Stock Market Consolidation: A New Game, But Who Sets the Rules? edit
Financial markets have a bad habit of moving too fast. Many on the marketplace had become used to think that the European monetary union (EMU) meant the creation of an integrated European capital market alongside the progressive disappearance of fragmented, national markets. This left plenty of room for difficult policy questions: should securities regulation be kept separated from prudential supervision, as in the US or France, or brought under the same roof, as in the UK or Germany? Should the system be based on the coordination of national authorities, as now in the so-called Lamfalussy process and its intricate architecture of Europe-wide committees, or should a new European agency be created? Should the approach cover the whole EU and its 25 (soon 27) member states, or be limited to the Eurozone or the continent to bypass a possible British veto? But one thing seemed sure: the relevant scope of the next steps would be of pan-European scale.
-->How things have changed. Nasdaq's offer on the London Stock Exchange (LSE) has been an eye-opening move, which suddenly made it obvious that market realities have already evolved way beyond the European borders and have become resolutely transatlantic. The fact that Nasdaq's proposal was withdrawn on 30 March does not change this realization. The important thing was not that the bid would succeed, but just that it could be launched at all.
Actually, the effective interpenetration of the European and American financial worlds has long been more advanced than the corresponding mental (and political) representations. This also applies to regulation. Not only have the large US investment banks, institutional investors and hedge funds long been active on European territory. Financial rating agencies are exclusively regulated in the US via the recognition of their national status by the Securities and Exchange Commission (SEC), without any comparable legal device in Europe. In accounting, the European endorsement of International Financial Reporting Standards (IFRS) has hardly resulted in autonomous European leadership: the London-based International Accounting Standards Boards (IASB), that drafts the IFRS, listens more carefully to US noises than to European ones, if only because it now wants to see the IFRS recognized at least partially by the SEC. And when Congress created the Public Company Accounting Oversight Board (PCAOB) to oversee the audit profession, many European member states followed suit and were later backed by new European legislation (the so-called 8th Company Law Directive), which essentially mirrored the US initiative even though a number of differences remain.
Regulatory concerns play a critical role in shaping financial markets. Shareholders of Euronext are certainly interested in knowing with whom it may be going to merge; however, in an age of electronic trading, the important question is not where stock exchange companies are located, but rather to which rules they are subject, and more generally which are the rules of the game for issuers, investors and other market participants, which are the remit of public regulators and of the political and legal systems that back them. It is no easy matter: if the regulation is too lax, there will be market abuse, insider trading and misleading disclosures; if it is too tight, innovation may be hamstrung and dynamic companies will flee to other, less rigid-minded locations. In the US, the heated and almost non-stop controversies that have followed the adoption of the Sarbanes-Oxley Act in July 2002 show how economically significant financial rulemaking can be.

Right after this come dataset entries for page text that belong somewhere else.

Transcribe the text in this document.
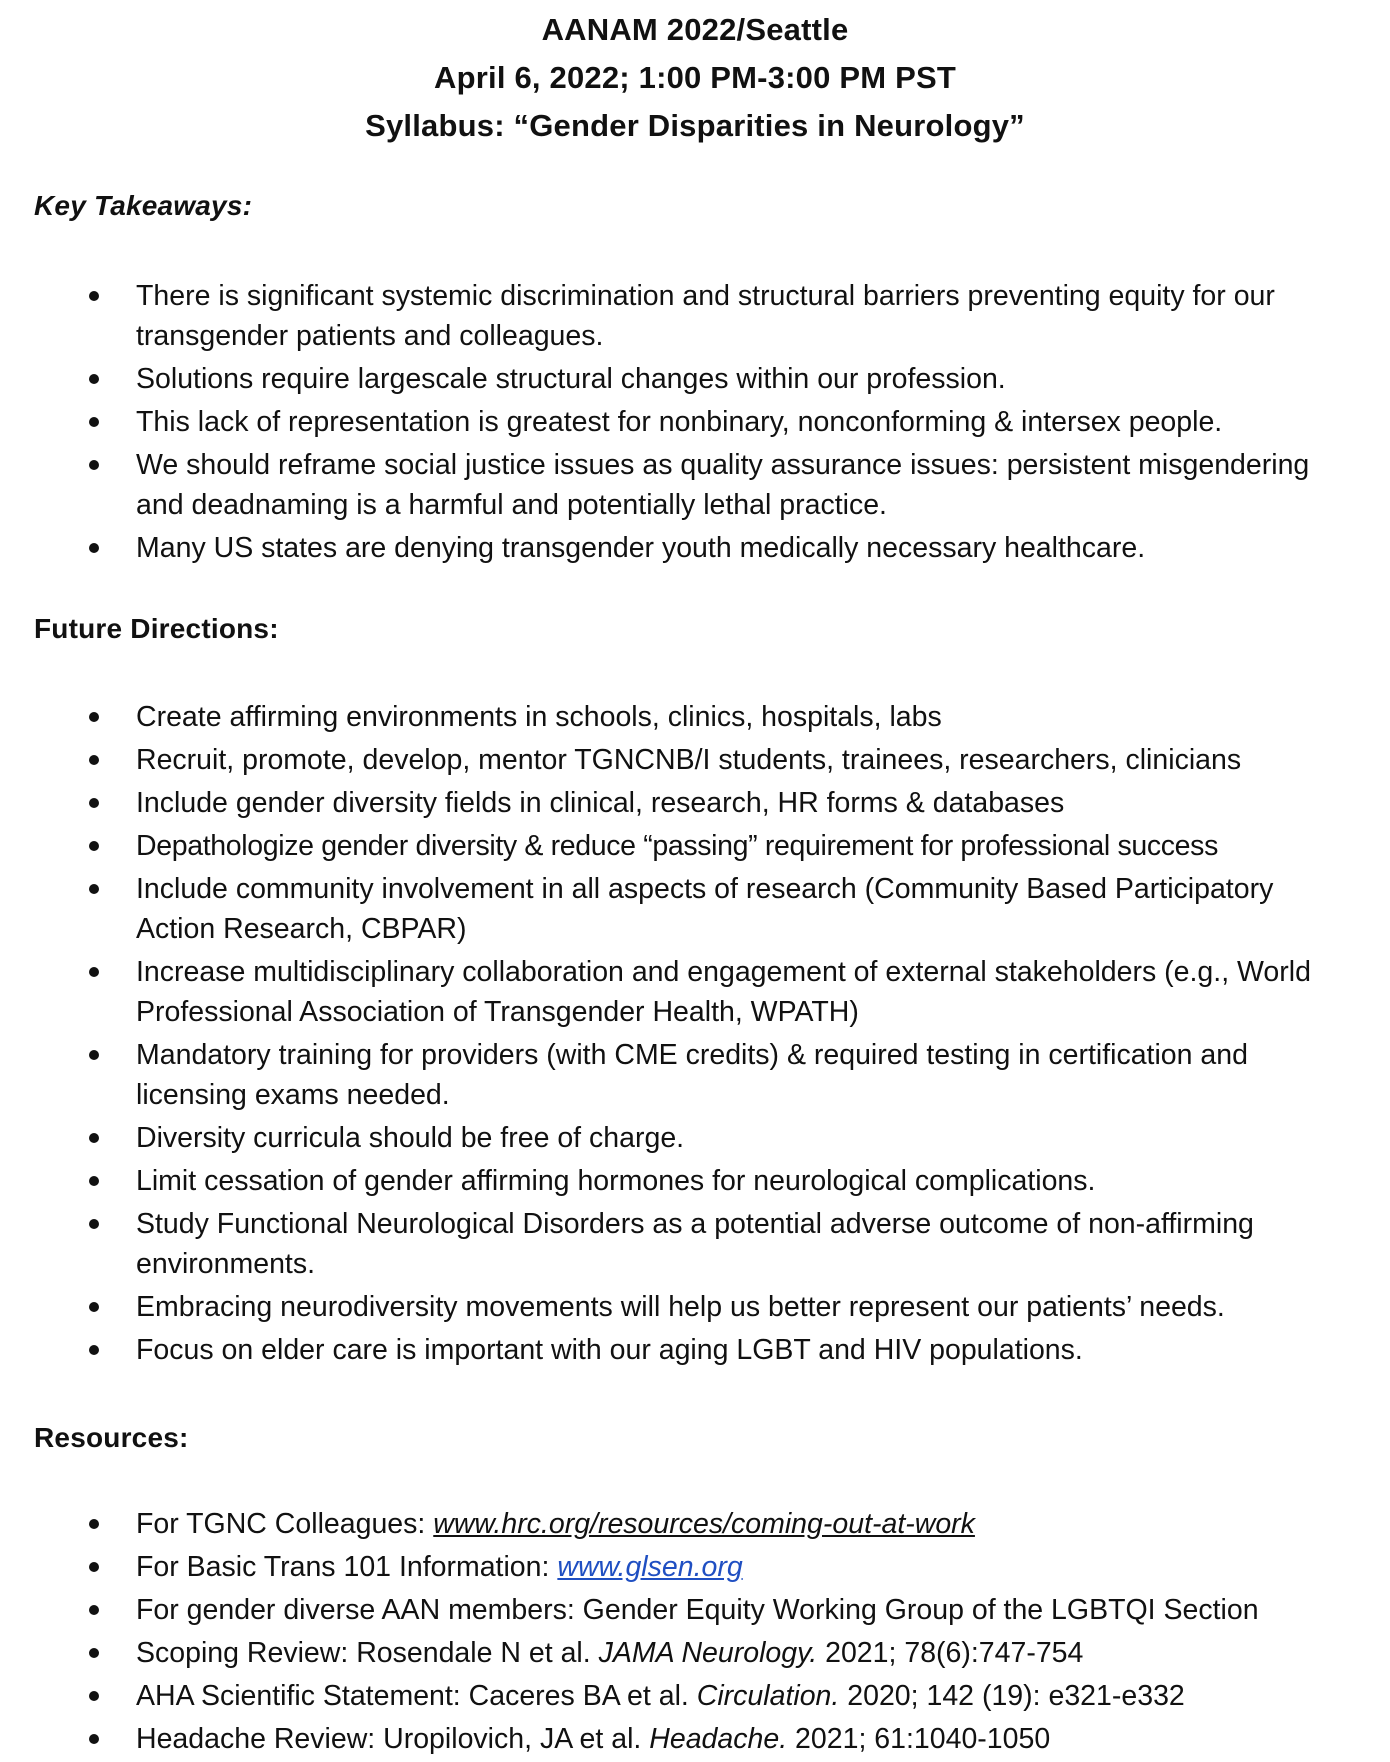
AANAM 2022/Seattle
April 6, 2022; 1:00 PM-3:00 PM PST
Syllabus: “Gender Disparities in Neurology”
Key Takeaways:
There is significant systemic discrimination and structural barriers preventing equity for our transgender patients and colleagues.
Solutions require largescale structural changes within our profession.
This lack of representation is greatest for nonbinary, nonconforming & intersex people.
We should reframe social justice issues as quality assurance issues: persistent misgendering and deadnaming is a harmful and potentially lethal practice.
Many US states are denying transgender youth medically necessary healthcare.
Future Directions:
Create affirming environments in schools, clinics, hospitals, labs
Recruit, promote, develop, mentor TGNCNB/I students, trainees, researchers, clinicians
Include gender diversity fields in clinical, research, HR forms & databases
Depathologize gender diversity & reduce “passing” requirement for professional success
Include community involvement in all aspects of research (Community Based Participatory Action Research, CBPAR)
Increase multidisciplinary collaboration and engagement of external stakeholders (e.g., World Professional Association of Transgender Health, WPATH)
Mandatory training for providers (with CME credits) & required testing in certification and licensing exams needed.
Diversity curricula should be free of charge.
Limit cessation of gender affirming hormones for neurological complications.
Study Functional Neurological Disorders as a potential adverse outcome of non-affirming environments.
Embracing neurodiversity movements will help us better represent our patients’ needs.
Focus on elder care is important with our aging LGBT and HIV populations.
Resources:
For TGNC Colleagues: www.hrc.org/resources/coming-out-at-work
For Basic Trans 101 Information: www.glsen.org
For gender diverse AAN members: Gender Equity Working Group of the LGBTQI Section
Scoping Review: Rosendale N et al. JAMA Neurology. 2021; 78(6):747-754
AHA Scientific Statement: Caceres BA et al. Circulation. 2020; 142 (19): e321-e332
Headache Review: Uropilovich, JA et al. Headache. 2021; 61:1040-1050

The new trend in Europe is that the nationality of a securities-issuing company and that of the relevant financial regulator can be increasingly disconnected. Granted, Euronext has so far halted this trend by keeping country-based lists in Belgium, France, the Netherlands and Portugal, thus preserving the remit of each national securities regulator; but maintaining this multiplayer game implies higher costs and diminishes the synergies potential that can result from the merging of trading platforms, and it is unlikely to survive untouched to the next steps of consolidation. The new European securities legal framework created by the European Commission's Financial Services Action Plan since 1999 and the simultaneous evolution of case law are likely to make Europe increasingly similar to the US for that matter. Many large American corporations are registered in Delaware but have their operating headquarters elsewhere, and are traded in New York. In Europe, an increasing number of holding companies are registered in the Netherlands or other low-tax countries, whatever the geographical footprint of the controlled activities; and the combined actions of the European Commission and European courts will certainly result, over the next few years, in a vastly increased ability of European companies to separate the head office building from the place of incorporation or of listing, and to move the addresses much more easily than in the past.

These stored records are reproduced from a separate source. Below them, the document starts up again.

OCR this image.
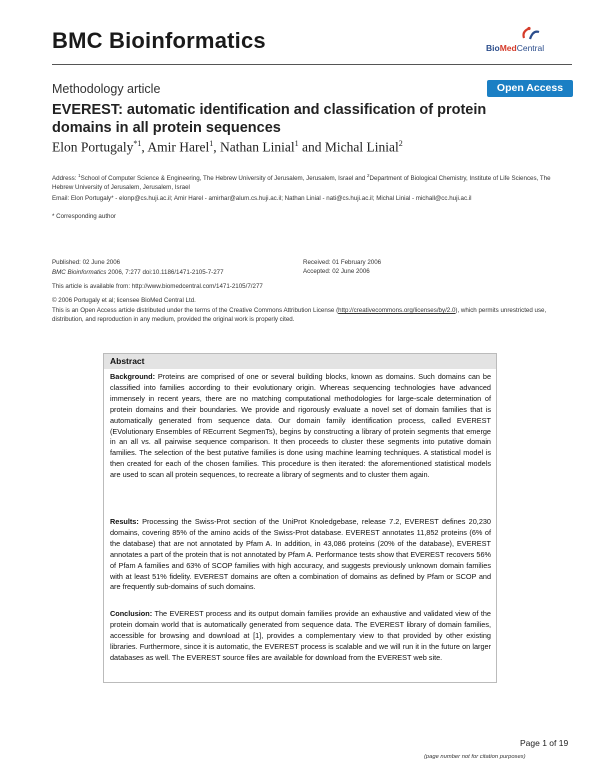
BMC Bioinformatics	BioMedCentral
Methodology article	Open Access
EVEREST: automatic identification and classification of protein domains in all protein sequences
Elon Portugaly$^{*1}$, Amir Harel$^1$, Nathan Linial$^1$ and Michal Linial$^2$
Address: $^1$School of Computer Science & Engineering, The Hebrew University of Jerusalem, Jerusalem, Israel and $^2$Department of Biological Chemistry, Institute of Life Sciences, The Hebrew University of Jerusalem, Jerusalem, Israel
Email: Elon Portugaly* - elonp@cs.huji.ac.il; Amir Harel - amirhar@alum.cs.huji.ac.il; Nathan Linial - nati@cs.huji.ac.il; Michal Linial - michall@cc.huji.ac.il
* Corresponding author
Published: 02 June 2006	Received: 01 February 2006
Accepted: 02 June 2006
BMC Bioinformatics 2006, 7:277 doi:10.1186/1471-2105-7-277
This article is available from: http://www.biomedcentral.com/1471-2105/7/277
© 2006 Portugaly et al; licensee BioMed Central Ltd.
This is an Open Access article distributed under the terms of the Creative Commons Attribution License (http://creativecommons.org/licenses/by/2.0), which permits unrestricted use, distribution, and reproduction in any medium, provided the original work is properly cited.
Abstract
Background: Proteins are comprised of one or several building blocks, known as domains. Such domains can be classified into families according to their evolutionary origin. Whereas sequencing technologies have advanced immensely in recent years, there are no matching computational methodologies for large-scale determination of protein domains and their boundaries. We provide and rigorously evaluate a novel set of domain families that is automatically generated from sequence data. Our domain family identification process, called EVEREST (EVolutionary Ensembles of REcurrent SegmenTs), begins by constructing a library of protein segments that emerge in an all vs. all pairwise sequence comparison. It then proceeds to cluster these segments into putative domain families. The selection of the best putative families is done using machine learning techniques. A statistical model is then created for each of the chosen families. This procedure is then iterated: the aforementioned statistical models are used to scan all protein sequences, to recreate a library of segments and to cluster them again.
Results: Processing the Swiss-Prot section of the UniProt Knoledgebase, release 7.2, EVEREST defines 20,230 domains, covering 85% of the amino acids of the Swiss-Prot database. EVEREST annotates 11,852 proteins (6% of the database) that are not annotated by Pfam A. In addition, in 43,086 proteins (20% of the database), EVEREST annotates a part of the protein that is not annotated by Pfam A. Performance tests show that EVEREST recovers 56% of Pfam A families and 63% of SCOP families with high accuracy, and suggests previously unknown domain families with at least 51% fidelity. EVEREST domains are often a combination of domains as defined by Pfam or SCOP and are frequently sub-domains of such domains.
Conclusion: The EVEREST process and its output domain families provide an exhaustive and validated view of the protein domain world that is automatically generated from sequence data. The EVEREST library of domain families, accessible for browsing and download at [1], provides a complementary view to that provided by other existing libraries. Furthermore, since it is automatic, the EVEREST process is scalable and we will run it in the future on larger databases as well. The EVEREST source files are available for download from the EVEREST web site.
Page 1 of 19
(page number not for citation purposes)
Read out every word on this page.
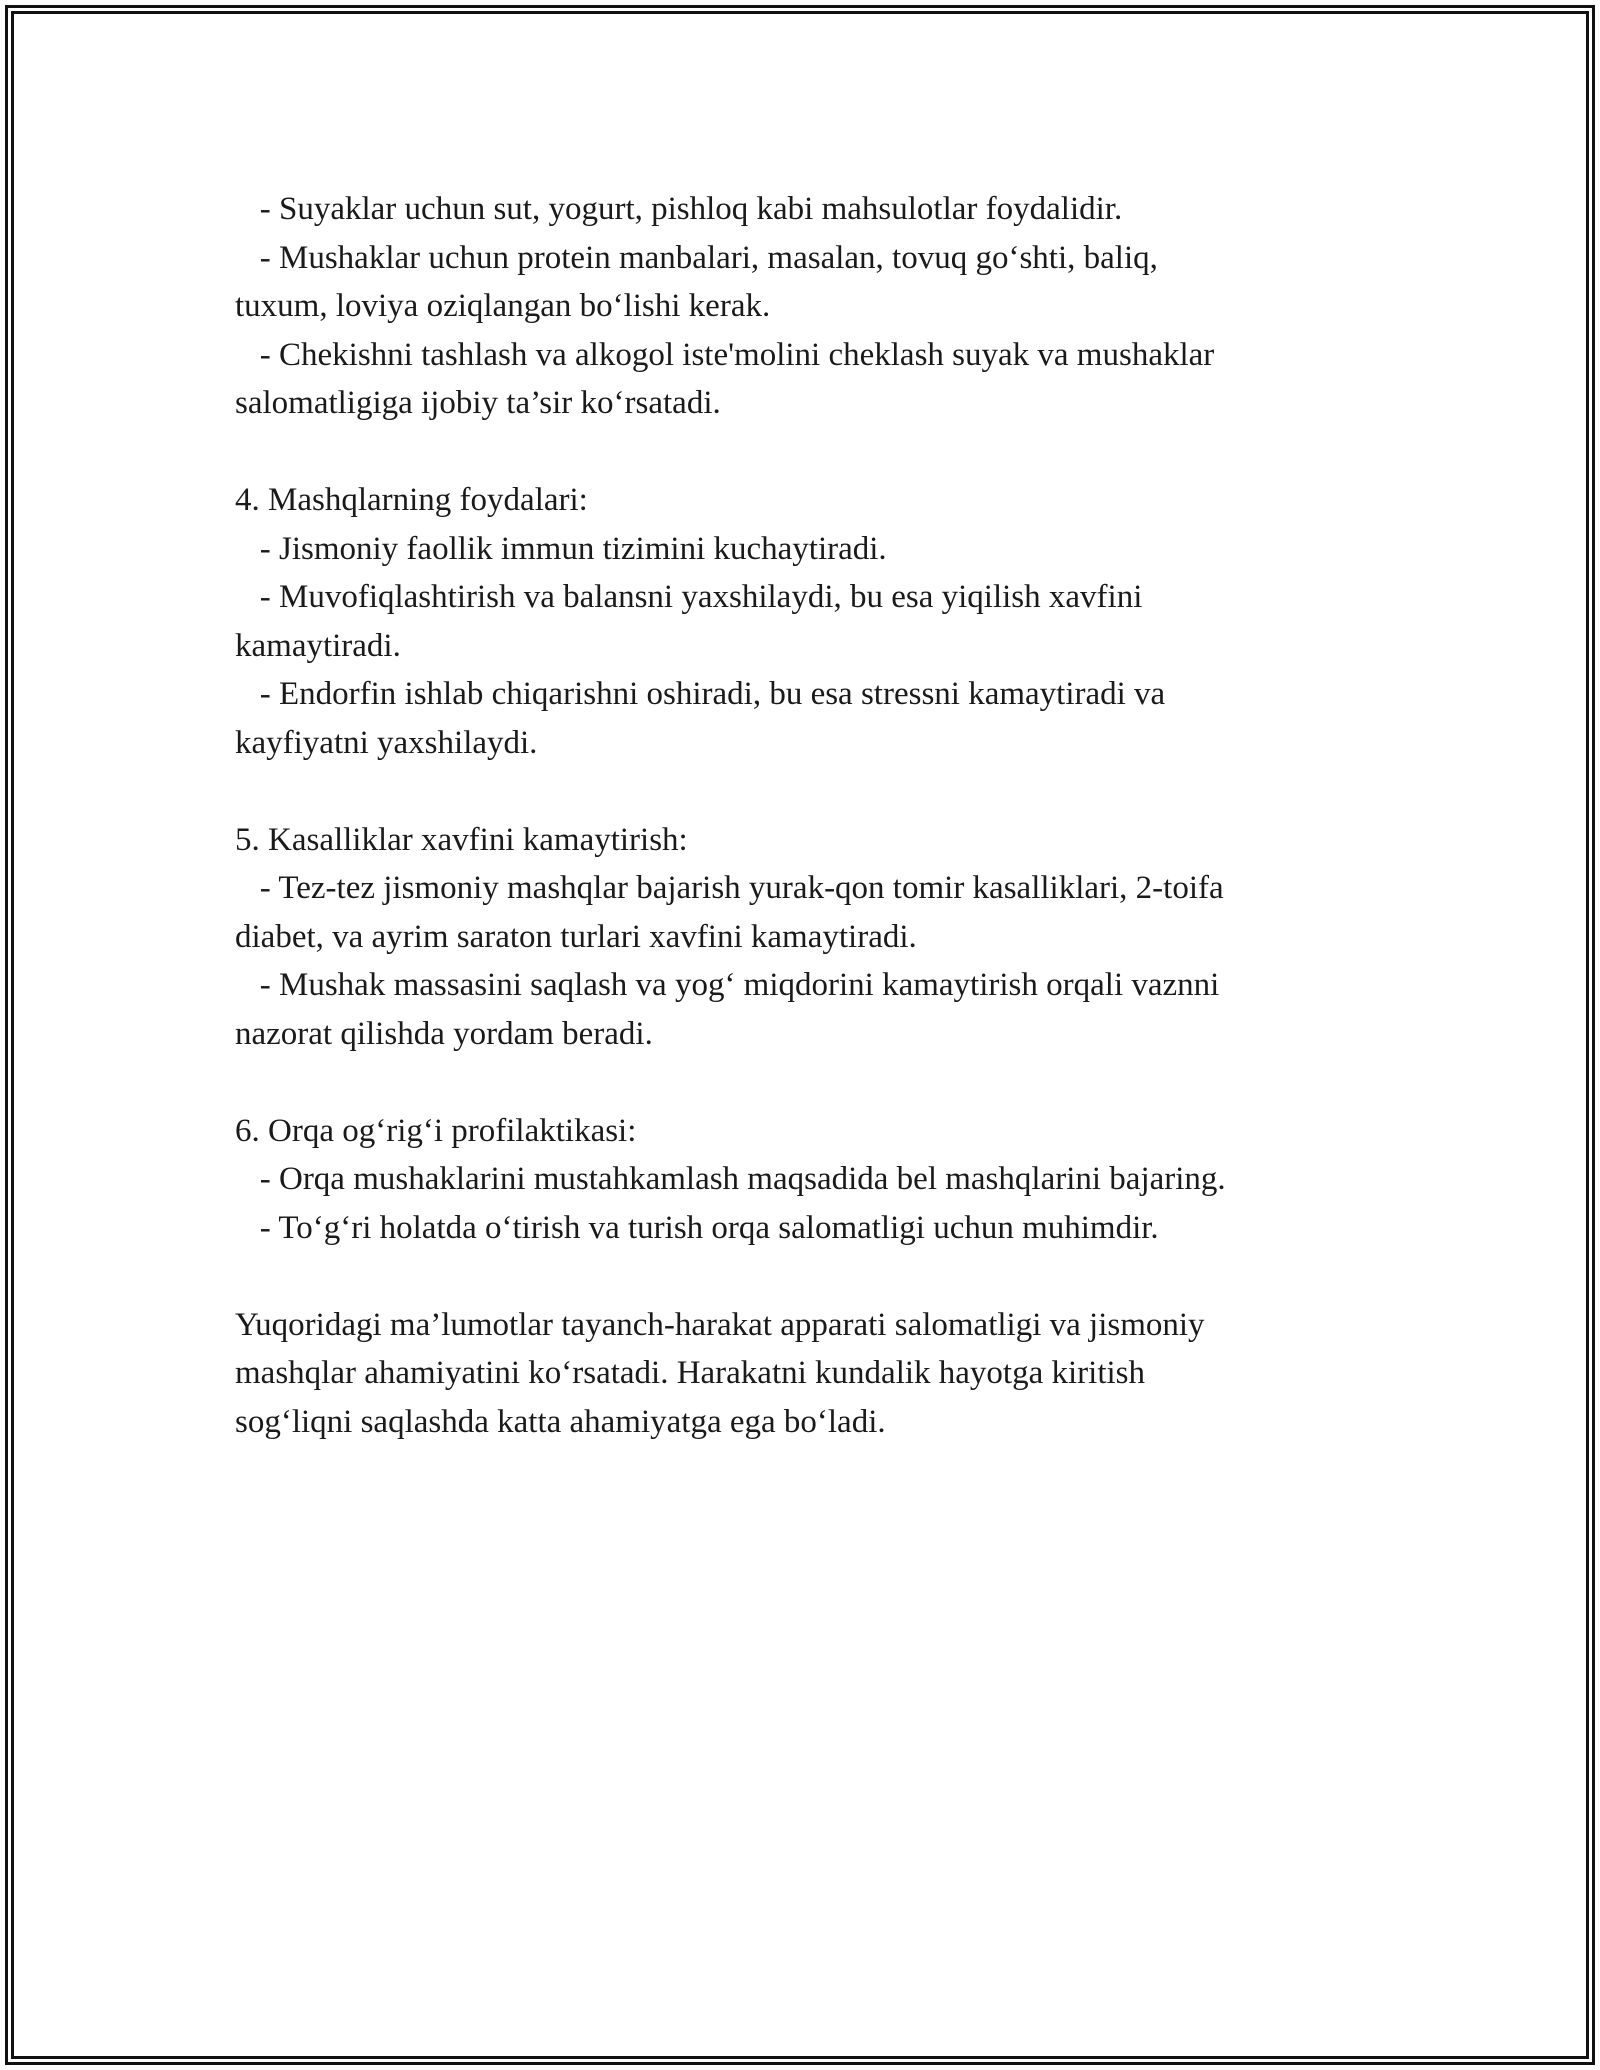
- Suyaklar uchun sut, yogurt, pishloq kabi mahsulotlar foydalidir.
- Mushaklar uchun protein manbalari, masalan, tovuq go‘shti, baliq,
tuxum, loviya oziqlangan bo‘lishi kerak.
- Chekishni tashlash va alkogol iste'molini cheklash suyak va mushaklar
salomatligiga ijobiy ta’sir ko‘rsatadi.
4. Mashqlarning foydalari:
- Jismoniy faollik immun tizimini kuchaytiradi.
- Muvofiqlashtirish va balansni yaxshilaydi, bu esa yiqilish xavfini
kamaytiradi.
- Endorfin ishlab chiqarishni oshiradi, bu esa stressni kamaytiradi va
kayfiyatni yaxshilaydi.
5. Kasalliklar xavfini kamaytirish:
- Tez-tez jismoniy mashqlar bajarish yurak-qon tomir kasalliklari, 2-toifa
diabet, va ayrim saraton turlari xavfini kamaytiradi.
- Mushak massasini saqlash va yog‘ miqdorini kamaytirish orqali vaznni
nazorat qilishda yordam beradi.
6. Orqa og‘rig‘i profilaktikasi:
- Orqa mushaklarini mustahkamlash maqsadida bel mashqlarini bajaring.
- To‘g‘ri holatda o‘tirish va turish orqa salomatligi uchun muhimdir.
Yuqoridagi ma’lumotlar tayanch-harakat apparati salomatligi va jismoniy
mashqlar ahamiyatini ko‘rsatadi. Harakatni kundalik hayotga kiritish
sog‘liqni saqlashda katta ahamiyatga ega bo‘ladi.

The implication: a more integrated market means more interdependent regulatory systems, which results in a mix of cooperation and competition between regulators. As the market integration happens on a transatlantic scale, the rules of the game in Europe will increasingly be influenced by the SEC and other US regulators more than by any single European player, if only because of the superior size and firepower of US participants.
This new context calls for institutional combinations that shall inevitably be both innovative and politically awkward. The relevant example is what happened with accounting standard-setting. Instead of trying to create European standards, the EU directly went one step further and chose to endorse the IASB-led global formula. This has given rise to significant political tensions, as regards both the content of standards, the consistency of their enforcement, and their recognition in the US. However, there is little choice but making more such experiments in different regulatory areas. The breakneck pace of integration of transatlantic finance means that the vision of a European financial market under a European regulatory system is probably already outdated, even before it has had time to fully become a reality.